A Canadian pastor detained in North Korea for nearly a year has been sentenced to hard labour for life by the regime. Pyongyang said Hyeon Soo Lim, 60, was given the sentence for carrying out what it called crimes against the state.
Lim was sentenced by the North's rubberstamp Supreme Court following a brief trial on Wednesday, 16 December. Lim, who belongs to the Light Presbyterian Church near Toronto, had reportedly confessed to his crimes for masterminding "subversive plots" against the regime in July 2015.
No further details are available about the pastor's sentence as Pyongyang's official mouthpiece, the Korean Central News Agency (KCNA), is yet to release a statement. The sentence has been confirmed by multiple news outlets including China's Xinhua and the Associated Press.

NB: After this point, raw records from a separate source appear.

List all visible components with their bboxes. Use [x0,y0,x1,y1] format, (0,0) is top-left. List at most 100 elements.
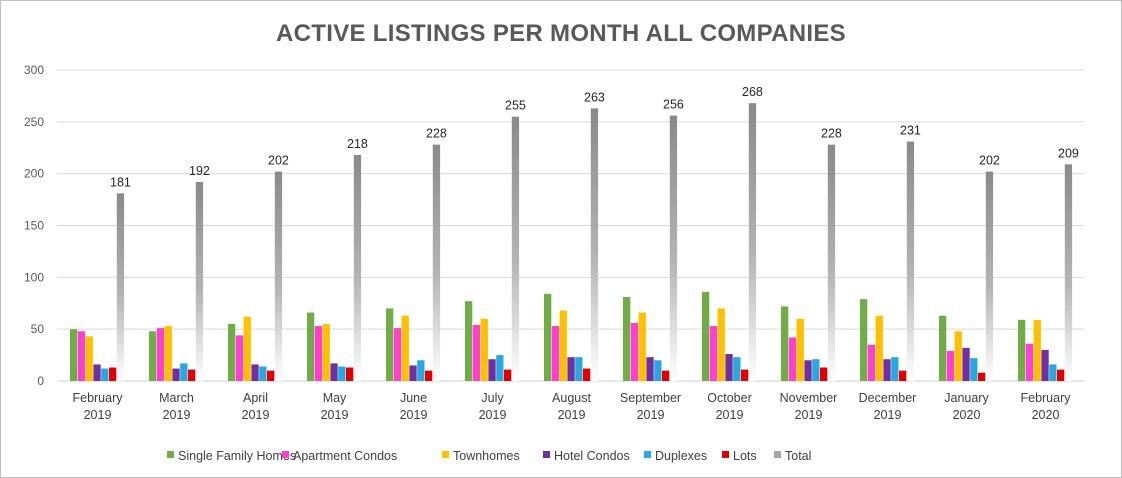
bar-hotel-condos [646,357,654,381]
bar-lots [978,372,986,381]
bar-duplexes [180,363,188,381]
bar-hotel-condos [725,354,733,381]
bar-single-family-homes [860,299,868,381]
bar-duplexes [496,355,504,381]
legend-swatch-hotel-condos [543,451,550,458]
bar-townhomes [1033,319,1041,381]
bar-total [353,155,362,381]
bar-apartment-condos [1025,343,1034,381]
bar-townhomes [243,316,251,381]
x-category-label: August 2019 [552,391,591,422]
bar-total [669,115,678,381]
bar-townhomes [164,326,172,381]
legend-swatch-total [774,451,781,458]
bar-lots [109,367,117,381]
bar-duplexes [970,358,978,381]
bar-townhomes [875,315,883,381]
legend-swatch-townhomes [442,451,449,458]
bar-duplexes [654,360,662,381]
bars [70,103,1073,382]
bar-townhomes [85,336,93,381]
legend-label-hotel-condos: Hotel Condos [554,449,630,463]
bar-hotel-condos [172,368,180,381]
legend-label-total: Total [785,449,811,463]
bar-apartment-condos [867,344,876,381]
bar-total [906,141,915,381]
bar-single-family-homes [70,329,78,381]
bar-lots [267,370,275,381]
y-tick-label: 0 [37,374,44,388]
x-axis-categories: February 2019 March 2019 April 2019 May 2019 Jun… [72,391,1071,422]
bar-total [195,181,204,381]
legend-label-apartment-condos: Apartment Condos [293,449,397,463]
bar-apartment-condos [630,322,639,381]
bar-hotel-condos [567,357,575,381]
bar-single-family-homes [386,308,394,381]
bar-townhomes [954,331,962,381]
bar-lots [741,369,749,381]
bar-apartment-condos [393,328,402,381]
bar-lots [820,367,828,381]
x-category-label: May 2019 [321,391,349,422]
legend-swatch-single-family-homes [167,451,174,458]
y-tick-label: 100 [24,270,44,284]
data-label-total: 192 [189,164,210,178]
x-category-label: January 2020 [944,391,989,422]
legend-label-single-family-homes: Single Family Homes [178,449,296,463]
data-label-total: 268 [742,85,763,99]
bar-lots [1057,369,1065,381]
bar-hotel-condos [804,360,812,381]
bar-townhomes [638,312,646,381]
x-category-label: December 2019 [859,391,917,422]
bar-single-family-homes [307,312,315,381]
y-tick-label: 50 [31,322,45,336]
x-category-label: October 2019 [707,391,751,422]
data-labels: 181 192 202 218 228 255 263 256 268 228 231 202 209 [110,85,1079,189]
x-category-label: July 2019 [479,391,507,422]
bar-single-family-homes [228,323,236,381]
bar-townhomes [401,315,409,381]
bar-apartment-condos [314,326,323,381]
legend-swatch-lots [722,451,729,458]
bar-hotel-condos [251,364,259,381]
bar-townhomes [559,310,567,381]
data-label-total: 209 [1058,146,1079,160]
bar-hotel-condos [962,347,970,381]
legend-label-lots: Lots [733,449,757,463]
bar-total [827,144,836,381]
bar-hotel-condos [93,364,101,381]
bar-apartment-condos [551,326,560,381]
bar-townhomes [480,318,488,381]
data-label-total: 263 [584,90,605,104]
legend-swatch-duplexes [644,451,651,458]
y-tick-label: 250 [24,115,44,129]
gridlines [57,69,1084,382]
bar-lots [188,369,196,381]
bar-lots [504,369,512,381]
bar-apartment-condos [709,326,718,381]
bar-single-family-homes [939,315,947,381]
bar-lots [899,370,907,381]
bar-duplexes [891,357,899,381]
bar-lots [583,368,591,381]
y-tick-label: 300 [24,63,44,77]
x-category-label: June 2019 [400,391,428,422]
data-label-total: 218 [347,137,368,151]
x-category-label: November 2019 [780,391,838,422]
legend-label-townhomes: Townhomes [453,449,520,463]
chart-title: ACTIVE LISTINGS PER MONTH ALL COMPANIES [276,20,846,47]
bar-apartment-condos [156,328,165,381]
bar-total [985,171,994,381]
bar-duplexes [101,368,109,381]
bar-single-family-homes [781,306,789,381]
data-label-total: 255 [505,99,526,113]
bar-total [590,108,599,382]
bar-apartment-condos [788,337,797,381]
x-category-label: April 2019 [242,391,270,422]
data-label-total: 202 [268,154,289,168]
bar-hotel-condos [883,359,891,381]
bar-lots [425,370,433,381]
bar-duplexes [1049,364,1057,381]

"I have so far malignantly defamed the dignity and social system of the DPRK [official name of North Korea], pursuant to the scenario of the US and the South Korean regime," Lim said in his purported confession earlier. "I delivered a report on what is going on in North Korea before tens of thousands of South Koreans and overseas Koreans at sermon on Sundays at my church and during preaching tours of more than 20 countries."
Foreigners released from North Korea have often said their "confessions" were extracted under pressure by the Kim Jong-un regime. Lim travelled to North Korea via China in January 2015 subsequent to which he was detained by the authorities. In 1986, he and his family moved to South Korea from Canada and he has made more than 100 trips to North Korea.
Similar to the case of Lim, a Korean-American missionary, Kenneth Bae, was given a 15-year sentence for anti-state activities. But he was released by the North in 2014 after a two-year detention.